April 21, 2021 at 8:48 am
Beautiful post. Thank you, Jennifer.
April 21, 2021 at 8:51 am
Much love to you Jennifer
May 9, 2021 at 12:04 pm
Thank you, dear Barby – xoxo
April 21, 2021 at 9:04 am
Jennifer, I am so sorry for what you are going through and hope you find strength in all the lovely words you share in this blog! I know I do. Best, Mary Laurie
May 9, 2021 at 12:03 pm
It helps me to write about it, ML. And – thank you. Your words mean so much to me. Xoxo
April 21, 2021 at 9:05 am
You have lifted my spirit this morning.
May 9, 2021 at 12:02 pm
I am so glad, Anne. You are in my thoughts and prayers. Xoxo
April 21, 2021 at 9:42 am
Jennifer, you are loving them all so well.
May 9, 2021 at 12:02 pm
What a kind thing to say, Lucy. I am trying imperfectly – xoxo
April 21, 2021 at 11:55 am
Jennifer, Thank you for this beautiful piece.
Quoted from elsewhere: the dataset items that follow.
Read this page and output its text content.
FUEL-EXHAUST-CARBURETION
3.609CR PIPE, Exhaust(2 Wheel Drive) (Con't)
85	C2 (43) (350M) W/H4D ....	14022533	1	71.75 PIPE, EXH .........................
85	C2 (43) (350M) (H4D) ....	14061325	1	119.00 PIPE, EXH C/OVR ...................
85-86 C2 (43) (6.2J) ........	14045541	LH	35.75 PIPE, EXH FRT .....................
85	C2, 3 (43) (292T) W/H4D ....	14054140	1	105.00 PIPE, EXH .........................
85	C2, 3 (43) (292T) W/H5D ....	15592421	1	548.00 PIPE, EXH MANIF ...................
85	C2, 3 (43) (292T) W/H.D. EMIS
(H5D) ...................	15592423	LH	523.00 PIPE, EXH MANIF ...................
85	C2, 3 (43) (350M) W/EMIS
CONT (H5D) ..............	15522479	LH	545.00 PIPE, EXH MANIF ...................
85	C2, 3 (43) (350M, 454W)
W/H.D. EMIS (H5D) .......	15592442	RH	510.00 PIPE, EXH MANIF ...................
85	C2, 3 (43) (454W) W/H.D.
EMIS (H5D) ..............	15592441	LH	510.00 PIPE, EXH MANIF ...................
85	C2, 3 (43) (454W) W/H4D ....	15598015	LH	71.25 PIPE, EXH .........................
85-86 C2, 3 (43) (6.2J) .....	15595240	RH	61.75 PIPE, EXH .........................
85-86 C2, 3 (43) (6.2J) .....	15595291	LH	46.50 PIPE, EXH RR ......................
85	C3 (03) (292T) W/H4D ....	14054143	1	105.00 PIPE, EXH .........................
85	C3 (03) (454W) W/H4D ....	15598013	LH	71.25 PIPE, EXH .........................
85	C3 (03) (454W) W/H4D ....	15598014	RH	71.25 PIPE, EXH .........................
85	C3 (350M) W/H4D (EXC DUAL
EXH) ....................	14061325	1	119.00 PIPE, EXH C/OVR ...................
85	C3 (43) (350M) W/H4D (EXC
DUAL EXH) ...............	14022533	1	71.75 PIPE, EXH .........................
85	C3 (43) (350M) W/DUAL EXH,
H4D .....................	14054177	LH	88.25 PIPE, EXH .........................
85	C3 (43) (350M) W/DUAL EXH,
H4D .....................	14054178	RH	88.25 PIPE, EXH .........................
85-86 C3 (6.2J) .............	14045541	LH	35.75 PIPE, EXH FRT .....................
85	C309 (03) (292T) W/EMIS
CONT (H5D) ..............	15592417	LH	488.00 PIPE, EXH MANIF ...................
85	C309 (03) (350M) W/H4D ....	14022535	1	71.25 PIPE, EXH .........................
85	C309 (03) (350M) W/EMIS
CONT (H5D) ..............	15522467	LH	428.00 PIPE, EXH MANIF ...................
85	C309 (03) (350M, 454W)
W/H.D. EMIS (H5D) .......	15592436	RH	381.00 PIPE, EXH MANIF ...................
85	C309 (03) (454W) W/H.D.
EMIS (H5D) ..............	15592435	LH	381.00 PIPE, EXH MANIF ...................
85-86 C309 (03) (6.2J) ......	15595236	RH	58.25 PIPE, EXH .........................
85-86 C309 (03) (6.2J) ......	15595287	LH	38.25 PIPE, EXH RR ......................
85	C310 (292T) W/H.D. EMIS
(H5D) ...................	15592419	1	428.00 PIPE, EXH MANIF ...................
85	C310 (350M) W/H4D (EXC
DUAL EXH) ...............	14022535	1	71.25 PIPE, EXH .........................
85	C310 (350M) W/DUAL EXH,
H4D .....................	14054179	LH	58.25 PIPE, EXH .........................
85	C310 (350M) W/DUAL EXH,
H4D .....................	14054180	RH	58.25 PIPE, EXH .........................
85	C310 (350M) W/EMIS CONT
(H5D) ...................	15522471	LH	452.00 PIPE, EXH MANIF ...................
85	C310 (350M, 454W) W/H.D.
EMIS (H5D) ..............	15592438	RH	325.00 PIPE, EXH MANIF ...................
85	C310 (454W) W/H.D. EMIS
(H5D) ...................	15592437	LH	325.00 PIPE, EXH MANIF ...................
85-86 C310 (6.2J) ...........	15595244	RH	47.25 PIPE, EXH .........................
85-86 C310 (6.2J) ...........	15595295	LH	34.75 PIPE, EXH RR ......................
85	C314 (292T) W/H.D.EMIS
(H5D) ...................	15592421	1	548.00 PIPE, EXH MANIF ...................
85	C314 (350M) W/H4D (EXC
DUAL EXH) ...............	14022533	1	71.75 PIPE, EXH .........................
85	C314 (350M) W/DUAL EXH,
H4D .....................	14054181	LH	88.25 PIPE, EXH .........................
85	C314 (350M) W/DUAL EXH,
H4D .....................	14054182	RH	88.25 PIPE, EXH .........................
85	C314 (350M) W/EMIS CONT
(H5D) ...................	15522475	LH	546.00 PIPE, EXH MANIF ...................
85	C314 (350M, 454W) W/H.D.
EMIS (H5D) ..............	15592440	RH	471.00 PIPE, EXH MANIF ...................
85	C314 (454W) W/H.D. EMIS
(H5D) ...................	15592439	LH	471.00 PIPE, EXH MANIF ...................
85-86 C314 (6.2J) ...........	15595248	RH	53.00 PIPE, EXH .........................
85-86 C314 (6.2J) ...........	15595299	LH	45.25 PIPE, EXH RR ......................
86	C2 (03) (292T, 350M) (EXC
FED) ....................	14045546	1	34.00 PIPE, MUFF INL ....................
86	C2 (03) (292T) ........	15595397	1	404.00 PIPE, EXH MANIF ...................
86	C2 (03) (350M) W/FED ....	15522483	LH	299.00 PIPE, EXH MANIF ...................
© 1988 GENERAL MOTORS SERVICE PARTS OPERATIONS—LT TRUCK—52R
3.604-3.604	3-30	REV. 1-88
So moving.
May 9, 2021 at 12:01 pm
Thank you, Alice, and thank you for being in touch – xoxo
April 21, 2021 at 2:33 pm
Much love for you and your beautiful parents, Jen, on this journey.
May 9, 2021 at 12:00 pm
Thank you, Lyn – xoxo
April 22, 2021 at 8:45 pm
A beautiful reflection amidst such a difficult time – such a good idea to break the trip home up with an evening of music and repose.XO
May 9, 2021 at 12:00 pm
I have come to a new appreciation of the restorative power of a night at the Grove Park – !! Thank you, E – Xoxo
May 3, 2021 at 9:31 pm
J, hugging my little family a little tighter tonight and breathing in gratitude for youth and health which I know can both be fleeting. Thank you for the reminder that each day is a gift. Sigh. Love you and your family.